Проводник молча указал мне на дверь, ничем не отличающуюся от сотни таких же дверей, мимо которых мы прошли, я кивнул, вошёл внутрь и увидел Бивиса.
— Добро пожаловать во Вселенную неудачников, — Бивис валялся на кровати и при моём появлении не выказал даже намёка на попытку встать. — Ты новичок, и я вроде как обязан ввести тебя в курс дела. Таковы неписаные законы нашего социума.
— Рассказывай, — согласился я, опускаясь на свободную кровать.
В сущности это была даже не кровать, а лежащий чуть ли не на уровне пола матрас, под которым угадывалось небольшое основание. Потолок в комнате был высотой не больше двух метров, отчего я испытал резкий приступ клаустрофобии.
Между моим спальным местом и спальным местом Бивиса было всего около метра, в стену между койками был вмонтирован небольшой экран, на полочке чуть ниже стояла клавиатура. Этим дизайн интерьера себя и исчерпывал. Интересно, что сказал бы по этому поводу самый известный дизайнер Рунета Тема Лебедев.
— Рассказывать особенно нечего, — сообщил Бивис. — Дорогу в санитарный отсек и столовую я тебе покажу. Ещё есть спортзалы и площадки отдыха, потом я могу провести тебя по станции и всё показать. Ну и визит вежливости в женское крыло, естественно.
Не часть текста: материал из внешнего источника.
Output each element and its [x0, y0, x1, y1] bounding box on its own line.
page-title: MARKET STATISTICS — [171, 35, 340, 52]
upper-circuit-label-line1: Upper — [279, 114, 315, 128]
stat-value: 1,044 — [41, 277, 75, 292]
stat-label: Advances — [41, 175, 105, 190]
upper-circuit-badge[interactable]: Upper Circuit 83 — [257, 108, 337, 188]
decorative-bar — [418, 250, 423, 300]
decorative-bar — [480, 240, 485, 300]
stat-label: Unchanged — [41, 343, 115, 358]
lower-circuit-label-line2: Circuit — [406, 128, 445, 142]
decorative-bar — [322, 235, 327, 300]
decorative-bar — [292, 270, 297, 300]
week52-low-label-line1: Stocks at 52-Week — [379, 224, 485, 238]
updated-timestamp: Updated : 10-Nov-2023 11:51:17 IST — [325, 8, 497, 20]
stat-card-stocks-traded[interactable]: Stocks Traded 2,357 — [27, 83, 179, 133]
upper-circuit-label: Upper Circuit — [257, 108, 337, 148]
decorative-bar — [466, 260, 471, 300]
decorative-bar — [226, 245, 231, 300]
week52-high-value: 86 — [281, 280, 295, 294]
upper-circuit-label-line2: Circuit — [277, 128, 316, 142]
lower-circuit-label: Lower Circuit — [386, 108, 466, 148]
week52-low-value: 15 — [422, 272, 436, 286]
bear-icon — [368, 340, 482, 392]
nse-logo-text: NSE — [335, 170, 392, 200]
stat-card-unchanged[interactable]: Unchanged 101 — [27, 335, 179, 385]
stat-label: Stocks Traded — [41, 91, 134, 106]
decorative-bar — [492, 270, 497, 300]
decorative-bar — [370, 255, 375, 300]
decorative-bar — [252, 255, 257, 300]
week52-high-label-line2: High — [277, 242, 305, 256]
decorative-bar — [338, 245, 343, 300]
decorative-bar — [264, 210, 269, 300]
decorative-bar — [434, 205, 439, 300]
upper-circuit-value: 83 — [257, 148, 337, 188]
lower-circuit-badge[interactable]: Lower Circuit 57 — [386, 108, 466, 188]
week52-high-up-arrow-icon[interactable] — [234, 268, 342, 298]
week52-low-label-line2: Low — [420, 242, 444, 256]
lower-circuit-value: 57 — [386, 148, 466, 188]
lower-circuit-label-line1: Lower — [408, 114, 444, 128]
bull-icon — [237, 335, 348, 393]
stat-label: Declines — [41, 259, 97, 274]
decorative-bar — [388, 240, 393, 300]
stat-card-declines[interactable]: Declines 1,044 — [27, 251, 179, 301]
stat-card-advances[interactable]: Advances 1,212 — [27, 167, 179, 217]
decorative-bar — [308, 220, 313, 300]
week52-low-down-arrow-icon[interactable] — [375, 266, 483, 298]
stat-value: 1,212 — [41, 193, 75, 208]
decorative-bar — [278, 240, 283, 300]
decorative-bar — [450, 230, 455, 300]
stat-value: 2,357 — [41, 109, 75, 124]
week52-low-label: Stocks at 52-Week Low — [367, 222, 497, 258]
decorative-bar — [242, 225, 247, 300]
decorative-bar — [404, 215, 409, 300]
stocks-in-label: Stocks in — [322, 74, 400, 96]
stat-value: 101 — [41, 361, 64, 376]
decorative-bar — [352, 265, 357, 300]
— Тебя это не слишком затруднит?
— Не-а, — сказал Бивис. — Делать-то тут особенно нечего. Работы нет, вакансии в администрации освобождаются не часто… Кто-то всё время висит в Сети, кто-то усиленно качает мышцы, кто-то трахается как кролик, кто-то пытается организовать клубы по интересам… Но в итоге рано или поздно все понимают, что никому на хрен не нужны, и приходит апатия. Ты сам откуда?
— С Земли.
— Ого, — сказал Бивис. — Ну, наверное, со столичной планеты всё это смотрится совсем не так. Комфортное проживание, все условия для дальнейшего развития, все дела… Пропаганда врёт, естественно. Это её единственное предназначение — показать людям, что в Альянсе всё не так уж плохо. И не только людям, разумеется. В реальности тут совершенно нечего делать. Тоска смертная. Как ты сюда попал?